# Bonus

🎯 You are a Data Scientist for a bank. You are asked to develop a model that is able to detect at least 90% of fraudulent transactions. Go!

👇 Load the player `creditcard.csv` dataset and display its first 5 rows.

In [None]:
import pandas as pd

data = pd.read_csv("data/creditcard.csv")

data.head()

ℹ️ Due to confidentiality issues, the original features have been preprocessed and renamed `V1` to `V28`. There is only one features which has not been transformed, `Amount` which is the transaction Amount. `Class` is the target and it takes value 1 in case of fraud and 0 otherwise.

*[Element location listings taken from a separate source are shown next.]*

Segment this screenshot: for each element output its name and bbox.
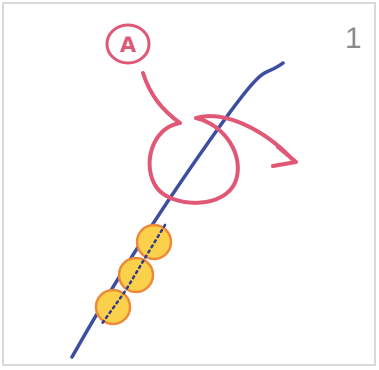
- panel-border: [3, 3, 375, 365]
- label-a: A: [120, 33, 137, 57]
- bead-middle: [119, 258, 153, 292]
- step-number: 1: [345, 22, 362, 55]
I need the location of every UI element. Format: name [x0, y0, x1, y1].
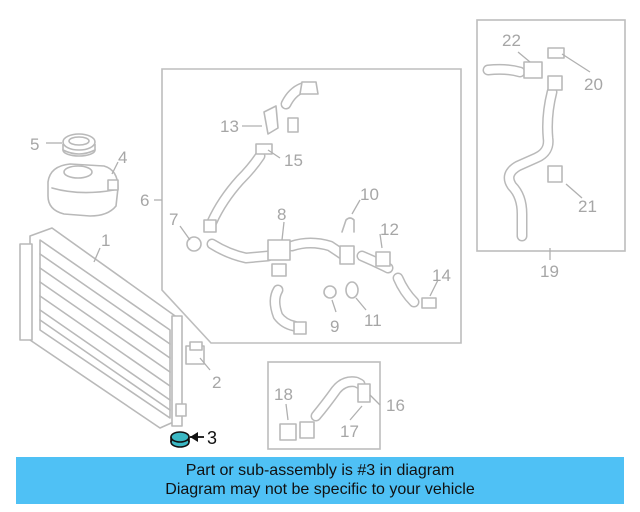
callout-1: 1 — [101, 231, 110, 250]
callout-11: 11 — [364, 311, 382, 330]
callout-8: 8 — [277, 205, 286, 224]
callout-9: 9 — [330, 317, 339, 336]
callout-20: 20 — [584, 75, 603, 94]
banner-line-part: Part or sub-assembly is #3 in diagram — [185, 462, 455, 479]
callout-22: 22 — [502, 31, 521, 50]
bracket-part — [185, 341, 205, 365]
callout-10: 10 — [360, 185, 379, 204]
fittings-group-6 — [186, 81, 437, 335]
callout-13: 13 — [220, 117, 239, 136]
banner-line-disclaimer: Diagram may not be specific to your vehi… — [165, 481, 475, 498]
leader-lines — [46, 51, 591, 421]
hose-group-19 — [482, 47, 565, 242]
highlighted-part-3 — [170, 431, 204, 448]
radiator-part — [19, 227, 187, 429]
callout-14: 14 — [432, 266, 451, 285]
callout-18: 18 — [274, 385, 293, 404]
hose-group-16 — [279, 376, 371, 441]
callout-12: 12 — [380, 220, 399, 239]
callout-15: 15 — [284, 151, 303, 170]
callout-7: 7 — [169, 210, 178, 229]
group-box-16 — [267, 361, 381, 450]
callout-16: 16 — [386, 396, 405, 415]
callout-21: 21 — [578, 197, 597, 216]
hose-group-6 — [206, 82, 420, 332]
callout-17: 17 — [340, 422, 359, 441]
callout-6: 6 — [140, 191, 149, 210]
info-banner: Part or sub-assembly is #3 in diagram Di… — [16, 457, 624, 504]
group-box-6 — [161, 68, 462, 344]
callout-4: 4 — [118, 148, 127, 167]
callout-3: 3 — [207, 428, 217, 448]
callout-2: 2 — [212, 373, 221, 392]
group-box-19 — [476, 19, 626, 252]
reservoir-part — [47, 163, 119, 217]
callout-5: 5 — [30, 135, 39, 154]
callout-19: 19 — [540, 262, 559, 281]
cap-part — [62, 133, 96, 157]
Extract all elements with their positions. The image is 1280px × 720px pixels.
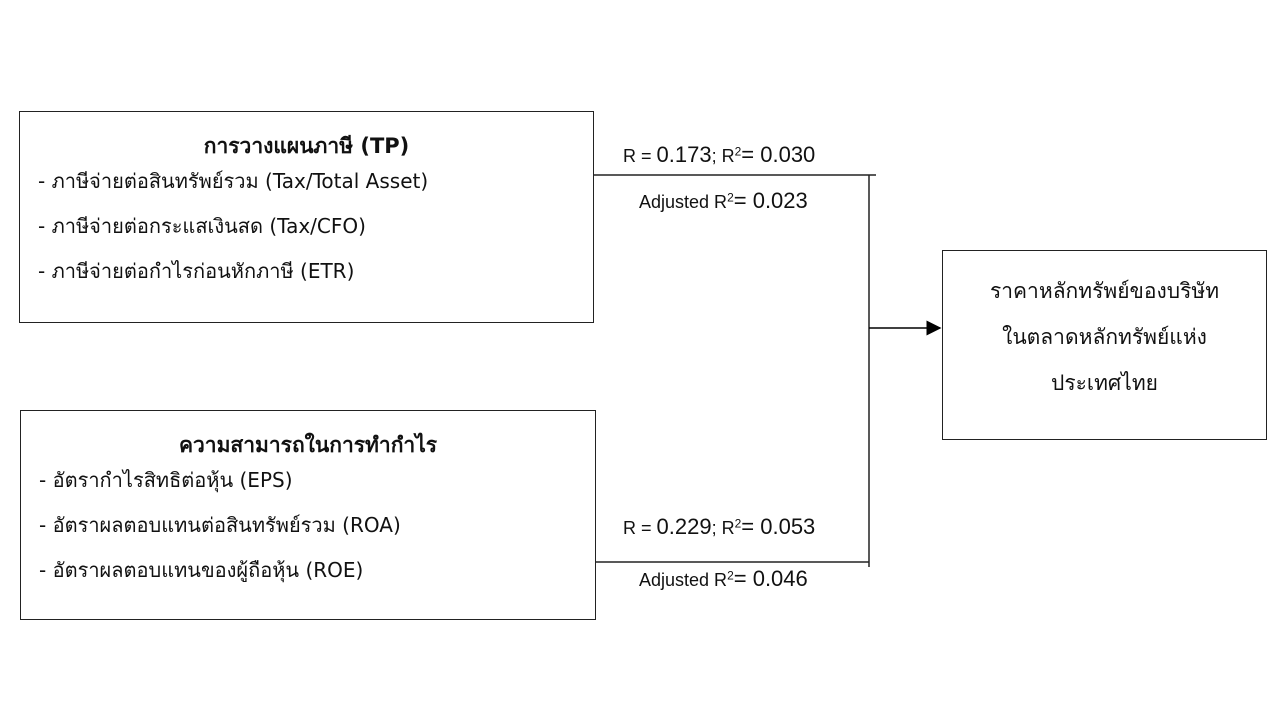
profitability-item: - อัตรากำไรสิทธิต่อหุ้น (EPS) xyxy=(39,468,293,492)
dependent-line: ราคาหลักทรัพย์ของบริษัท xyxy=(989,279,1220,303)
dependent-line: ในตลาดหลักทรัพย์แห่ง xyxy=(1002,325,1207,349)
tax-planning-item: - ภาษีจ่ายต่อกระแสเงินสด (Tax/CFO) xyxy=(38,214,366,238)
tax-planning-box: การวางแผนภาษี (TP) - ภาษีจ่ายต่อสินทรัพย… xyxy=(19,111,594,323)
profitability-item: - อัตราผลตอบแทนของผู้ถือหุ้น (ROE) xyxy=(39,558,364,582)
bottom-adjusted-r2: Adjusted R2= 0.046 xyxy=(639,566,808,591)
profitability-box: ความสามารถในการทำกำไร - อัตรากำไรสิทธิต่… xyxy=(20,410,596,620)
tax-planning-item: - ภาษีจ่ายต่อกำไรก่อนหักภาษี (ETR) xyxy=(38,259,355,283)
dependent-line: ประเทศไทย xyxy=(1051,371,1158,395)
tax-planning-title: การวางแผนภาษี (TP) xyxy=(203,134,410,158)
tax-planning-item: - ภาษีจ่ายต่อสินทรัพย์รวม (Tax/Total Ass… xyxy=(38,169,429,193)
dependent-variable-box: ราคาหลักทรัพย์ของบริษัท ในตลาดหลักทรัพย์… xyxy=(942,250,1267,440)
top-r-stats: R = 0.173; R2= 0.030 xyxy=(623,142,816,167)
profitability-title: ความสามารถในการทำกำไร xyxy=(178,433,438,457)
top-adjusted-r2: Adjusted R2= 0.023 xyxy=(639,188,808,213)
bottom-r-stats: R = 0.229; R2= 0.053 xyxy=(623,514,816,539)
profitability-item: - อัตราผลตอบแทนต่อสินทรัพย์รวม (ROA) xyxy=(39,513,401,537)
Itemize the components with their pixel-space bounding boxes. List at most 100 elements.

# Base Logistic Regression

👇 Check class balance.

In [None]:
data.Class.value_counts()

👇 Evaluate a base `LogisticRegression` for Recall. Use model parameter `class_weight = 'balanced'` to ensure it deals with class imbalance.

In [None]:
from sklearn.model_selection import cross_validate
from sklearn.linear_model import LogisticRegression
from sklearn.preprocessing import RobustScaler

# Ready X and y
X = data.loc[:, 'V1':'Amount']
y = data['Class']

scaler = RobustScaler()

X_scaled = scaler.fit_transform(X)


# 10-Fold Cross validate model
log_cv_results = cross_validate(LogisticRegression(max_iter=1000, class_weight = 'balanced' ), X_scaled, y, cv=10, 
                            scoring=['recall'])

log_cv_results['test_recall'].mean()

ℹ️ A default Logistic Regression model can't guarantee a 90% recall. Its decision threshold needs to be adjusted to reach such a score.

# Threshold adjustment

In [None]:
from sklearn.model_selection import cross_val_predict
from sklearn.metrics import precision_recall_curve

# Predict probabilities
y_pred_probas_0, y_pred_probas_1 = cross_val_predict(LogisticRegression(max_iter=1000,class_weight = 'balanced'),
                                                     X_scaled,y,
                                                     method = "predict_proba").T

# Generate precision and thresholds (and recalls) using probabilities for class 1
precision, recall, thresholds = precision_recall_curve(y, y_pred_probas_1)

# Populate dataframe with precision and threshold
df_recall = pd.DataFrame({"recall" : recall[:-1], "threshold" : thresholds})

# Find out which threshold guarantees a recall of 0.95
new_threshold = df_recall[df_recall['recall'] >= 0.9]['threshold'].max()

new_threshold

ℹ️ The decision threshold that guarantees a 90% recall is 0.0005.